Halachá: Semeado para grão antes de Rosh Hashaná do oitavo ano (o ano seguinte ao sabático), e entrando o oitavo ano, tanto seu grão quanto sua verdura ficam proibidos (por terem crescido do solo ainda no ano sabático). Semeado para verdura antes de Rosh Hashaná do oitavo ano, e entrando o oitavo ano, tanto seu grão quanto sua verdura são permitidos. Semeado para grão e verdura antes de Rosh Hashaná do oitavo ano, e entrando o oitavo ano, seu grão fica proibido, e sua verdura é permitida.
Esta é a quinta halachá do Perek Bet de Massechet Sheviit. A Mishná abre um novo tema: os critérios que definem se determinada produção agrícola é dizimada como pertencente ao ano anterior ou ao ano seguinte, tomando como exemplo o arroz, o milho painço, as papoulas e o gergelim que criaram raízes antes de Rosh Hashaná — e acrescenta, por meio de Rabi Shimon de Shezur, Rabi Shimon e Rabi Elazar, o caso especial do feijão egípcio e das ervilhas altas, cuja classificação depende também da intenção do semeador.
A guemará explica que, para a produção em geral, o critério é o terço maduro, apoiado nos versículos sobre a eira e o lagar e sobre dizimar toda a novidade da semente; para o arroz, o critério é o enraizamento; e para a verdura, o momento da colheita, já que ela vive das águas do ano em que é colhida. Discute por que o critério do terço maduro não se estende ao arroz, ao painço, às papoulas e ao gergelim, e enfrenta repetidas objeções a partir do caso do feijão egípcio, que parece exigir dois dízimos num só ano — uma tensão que permanece sem solução definitiva no texto.

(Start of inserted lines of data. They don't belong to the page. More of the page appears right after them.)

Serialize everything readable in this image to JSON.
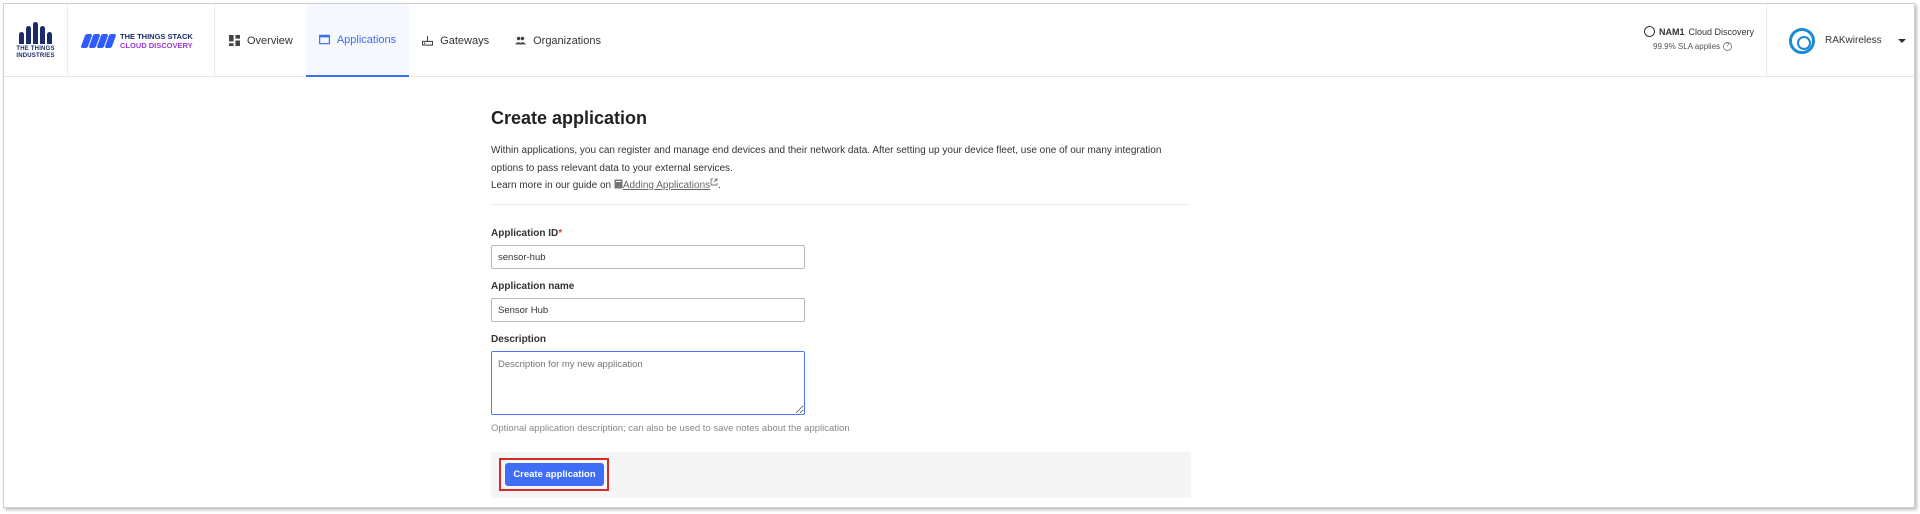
{
  "brand": {
    "company_line1": "THE THINGS",
    "company_line2": "INDUSTRIES",
    "product_line1": "THE THINGS STACK",
    "product_line2": "CLOUD DISCOVERY"
  },
  "nav": {
    "items": [
      {
        "label": "Overview",
        "icon": "dashboard-icon"
      },
      {
        "label": "Applications",
        "icon": "application-icon",
        "active": true
      },
      {
        "label": "Gateways",
        "icon": "router-icon"
      },
      {
        "label": "Organizations",
        "icon": "people-icon"
      }
    ]
  },
  "cluster": {
    "region": "NAM1",
    "name": "Cloud Discovery",
    "sla": "99.9% SLA applies"
  },
  "user": {
    "name": "RAKwireless"
  },
  "page": {
    "title": "Create application",
    "intro": "Within applications, you can register and manage end devices and their network data. After setting up your device fleet, use one of our many integration options to pass relevant data to your external services.",
    "guide_prefix": "Learn more in our guide on",
    "guide_link": "Adding Applications",
    "guide_suffix": "."
  },
  "form": {
    "app_id_label": "Application ID",
    "app_id_required_mark": "*",
    "app_id_value": "sensor-hub",
    "app_name_label": "Application name",
    "app_name_value": "Sensor Hub",
    "description_label": "Description",
    "description_placeholder": "Description for my new application",
    "description_hint": "Optional application description; can also be used to save notes about the application",
    "submit_label": "Create application"
  },
  "colors": {
    "accent": "#3f6df5",
    "highlight": "#d32a2a",
    "brand_purple": "#9c3bd6"
  }
}
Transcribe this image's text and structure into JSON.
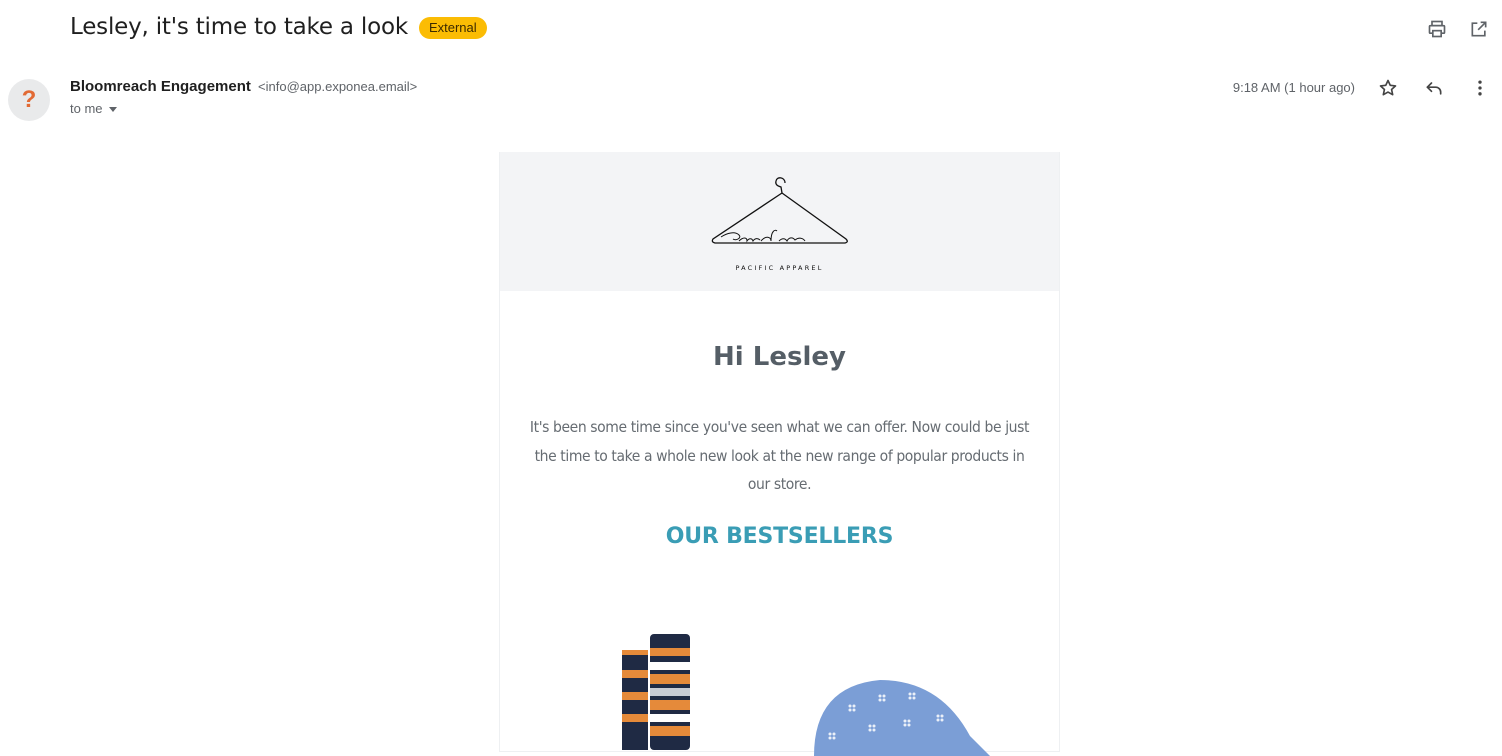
{
  "email": {
    "subject": "Lesley, it's time to take a look",
    "badge": "External",
    "sender_name": "Bloomreach Engagement",
    "sender_email": "<info@app.exponea.email>",
    "recipient": "to me",
    "timestamp": "9:18 AM (1 hour ago)",
    "avatar_glyph": "?"
  },
  "icons": {
    "print": "print-icon",
    "open_new_window": "open-in-new-window-icon",
    "star": "star-icon",
    "reply": "reply-icon",
    "more": "more-vert-icon"
  },
  "colors": {
    "badge": "#fbbc04",
    "heading": "#555e66",
    "accent": "#3a9db5",
    "header_bg": "#f3f4f6"
  },
  "content": {
    "logo_script": "pacific",
    "brand_caption": "PACIFIC APPAREL",
    "greeting": "Hi Lesley",
    "body": "It's been some time since you've seen what we can offer. Now could be just the time to take a whole new look at the new range of popular products in our store.",
    "section_title": "OUR BESTSELLERS",
    "products": [
      {
        "image": "striped-socks-image"
      },
      {
        "image": "denim-cap-image"
      }
    ]
  }
}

Esclarece o termo tirmelu como a formação da vagem, e fixa que a prática segue Rabi Shimon de Shezur. Por fim, detalha, por meio de uma baraita de seis regras, todos os casos do feijão egípcio segundo a intenção do semeador, o momento do terço maduro e da colheita, incluindo a disputa entre Rabi Chiya e Rabi Chalafta ben Shaul sobre se a verdura de uma semeadura mista fica proibida por causa da aparência — resolvida por Rabi Yossé bei Rabi Bun com critérios práticos de colheita discreta —, e fecha com a simetria e as diferenças entre o ano sabático e o oitavo ano quanto ao grão e à verdura.